Architekt der Macht
Das Moskauer MUAR präsentiert das Gesamtwerk von Boris Iofan, einem der einflussreichsten Planer der Stalinzeit
Text: Schulz, Bernhard, Berlin
Architekt der Macht
Das Moskauer MUAR präsentiert das Gesamtwerk von Boris Iofan, einem der einflussreichsten Planer der Stalinzeit
Text: Schulz, Bernhard, Berlin
Sein Name ist für immer mit dem „Palast der Sowjets“ verbunden. Jahre seines Lebens widmete Boris Iofan dem ehrgeizigsten Bauvorhaben der Stalinzeit, das – Ironie der Geschichte – zunächst wegen des Krieges und dann wegen Materialproblemen, im Grunde aber wegen seiner Ausmaße, die alle Möglichkeiten der Sowjetunion überstiegen, nie über die Fundamente hinauswuchs.

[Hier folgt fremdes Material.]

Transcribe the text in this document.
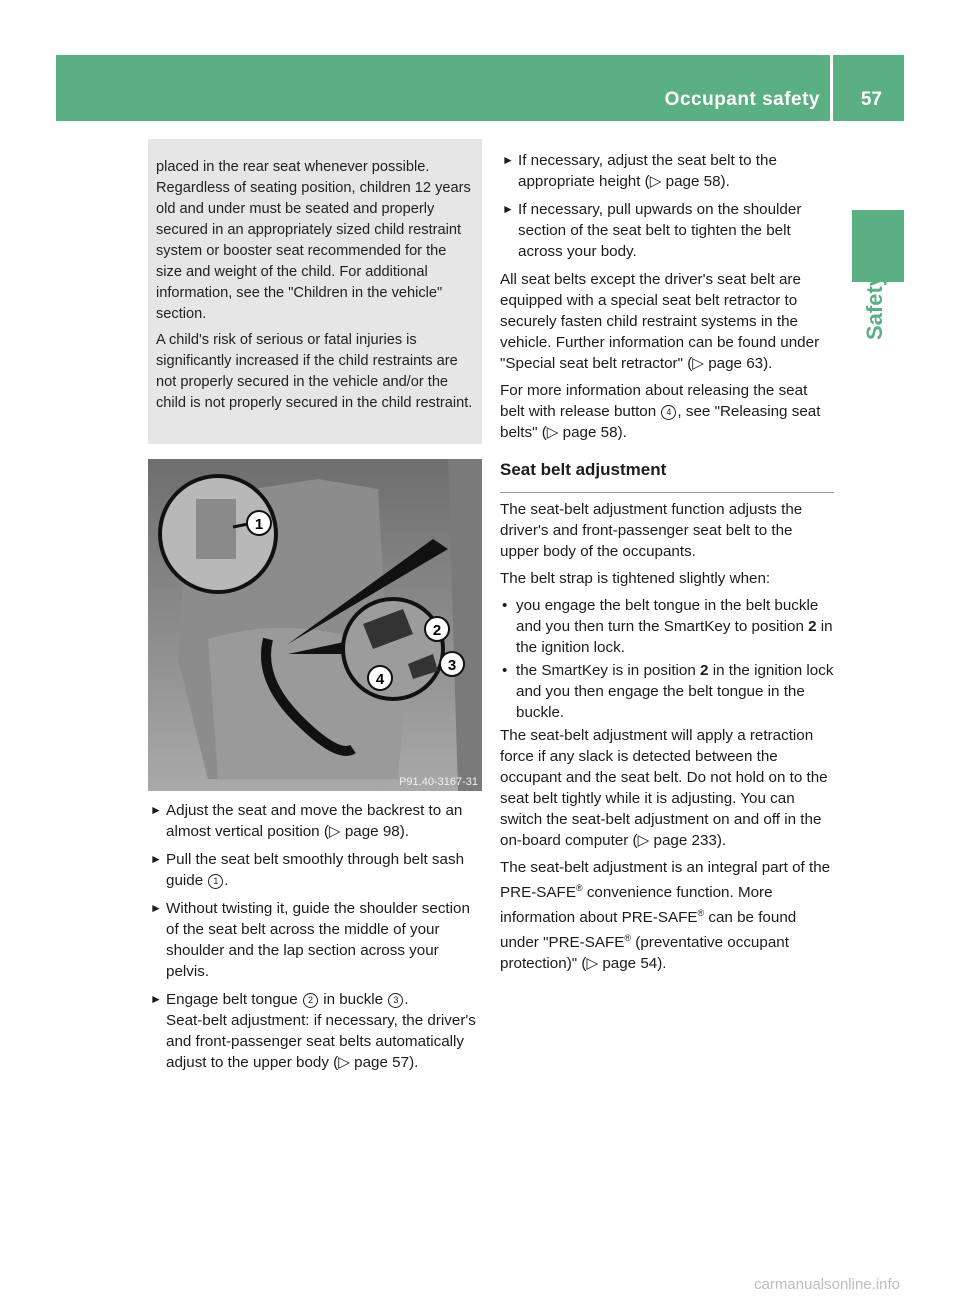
Occupant safety 57
Safety

placed in the rear seat whenever possible. Regardless of seating position, children 12 years old and under must be seated and properly secured in an appropriately sized child restraint system or booster seat recommended for the size and weight of the child. For additional information, see the "Children in the vehicle" section.

A child's risk of serious or fatal injuries is significantly increased if the child restraints are not properly secured in the vehicle and/or the child is not properly secured in the child restraint.

1
2
3
4
P91.40-3167-31
► Adjust the seat and move the backrest to an almost vertical position (▷ page 98).
► Pull the seat belt smoothly through belt sash guide 1 .
► Without twisting it, guide the shoulder section of the seat belt across the middle of your shoulder and the lap section across your pelvis.
► Engage belt tongue 2 in buckle 3 .
Seat-belt adjustment: if necessary, the driver's and front-passenger seat belts automatically adjust to the upper body (▷ page 57).
► If necessary, adjust the seat belt to the appropriate height (▷ page 58).
► If necessary, pull upwards on the shoulder section of the seat belt to tighten the belt across your body.

All seat belts except the driver's seat belt are equipped with a special seat belt retractor to securely fasten child restraint systems in the vehicle. Further information can be found under "Special seat belt retractor" (▷ page 63).

For more information about releasing the seat belt with release button 4 , see "Releasing seat belts" (▷ page 58).

Seat belt adjustment

The seat-belt adjustment function adjusts the driver's and front-passenger seat belt to the upper body of the occupants.

The belt strap is tightened slightly when:

• you engage the belt tongue in the belt buckle and you then turn the SmartKey to position 2 in the ignition lock.
• the SmartKey is in position 2 in the ignition lock and you then engage the belt tongue in the buckle.

The seat-belt adjustment will apply a retraction force if any slack is detected between the occupant and the seat belt. Do not hold on to the seat belt tightly while it is adjusting. You can switch the seat-belt adjustment on and off in the on-board computer (▷ page 233).

The seat-belt adjustment is an integral part of the PRE-SAFE® convenience function. More information about PRE-SAFE® can be found under "PRE-SAFE® (preventative occupant protection)" (▷ page 54).

carmanualsonline.info
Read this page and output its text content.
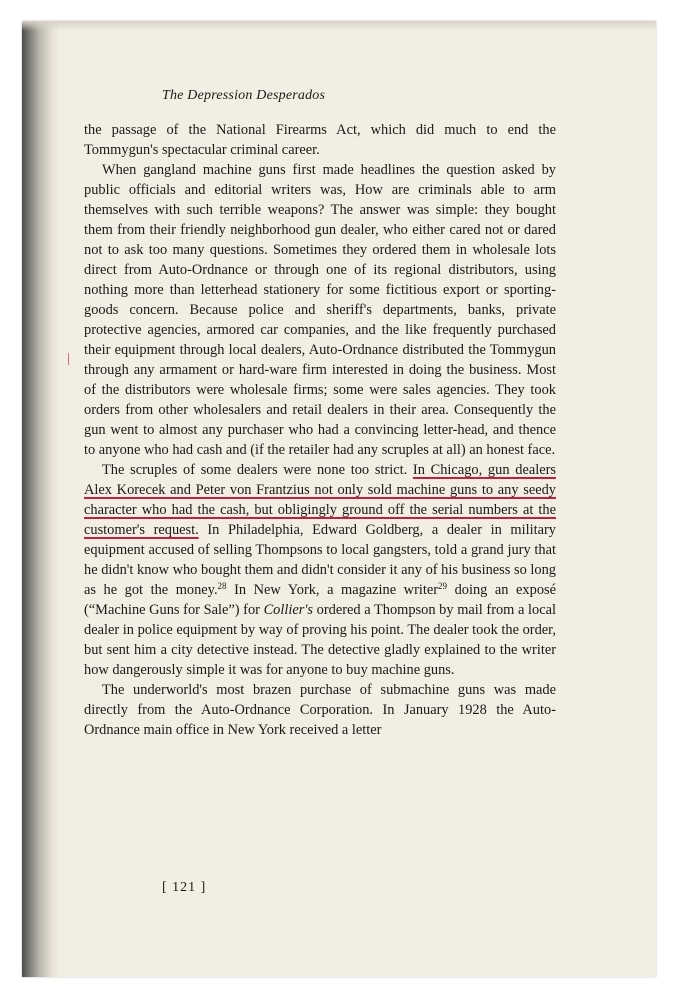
The Depression Desperados

the passage of the National Firearms Act, which did much to end the Tommygun's spectacular criminal career.

When gangland machine guns first made headlines the question asked by public officials and editorial writers was, How are criminals able to arm themselves with such terrible weapons? The answer was simple: they bought them from their friendly neighborhood gun dealer, who either cared not or dared not to ask too many questions. Sometimes they ordered them in wholesale lots direct from Auto-Ordnance or through one of its regional distributors, using nothing more than letterhead stationery for some fictitious export or sporting-goods concern. Because police and sheriff's departments, banks, private protective agencies, armored car companies, and the like frequently purchased their equipment through local dealers, Auto-Ordnance distributed the Tommygun through any armament or hard-ware firm interested in doing the business. Most of the distributors were wholesale firms; some were sales agencies. They took orders from other wholesalers and retail dealers in their area. Consequently the gun went to almost any purchaser who had a convincing letter-head, and thence to anyone who had cash and (if the retailer had any scruples at all) an honest face.

The scruples of some dealers were none too strict. In Chicago, gun dealers Alex Korecek and Peter von Frantzius not only sold machine guns to any seedy character who had the cash, but obligingly ground off the serial numbers at the customer's request. In Philadelphia, Edward Goldberg, a dealer in military equipment accused of selling Thompsons to local gangsters, told a grand jury that he didn't know who bought them and didn't consider it any of his business so long as he got the money.$^{28}$ In New York, a magazine writer$^{29}$ doing an exposé (“Machine Guns for Sale”) for Collier's ordered a Thompson by mail from a local dealer in police equipment by way of proving his point. The dealer took the order, but sent him a city detective instead. The detective gladly explained to the writer how dangerously simple it was for anyone to buy machine guns.

The underworld's most brazen purchase of submachine guns was made directly from the Auto-Ordnance Corporation. In January 1928 the Auto-Ordnance main office in New York received a letter

[ 121 ]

Dem „Dworez Sowjetow“ ist folglich der größte Saal im Staatlichen Schtschussew-Architekturmuseum (MUAR) in Moskau gewidmet, das derzeit das Gesamtwerk Iofans vorstellt. Dabei kann das Museum ganz aus dem eigenen Bestand schöpfen, landeten hier doch die Arbeiten und Nachlässe der bedeutendsten Baumeister des offiziellen Stalinstils. Die in jeder Hinsicht meisterlichen, großformatigen Zeichnungen, Ansichten und Risse machen die mit großer Sorgfalt zusammengestellte Ausstellung zu einem visuellen Erlebnis.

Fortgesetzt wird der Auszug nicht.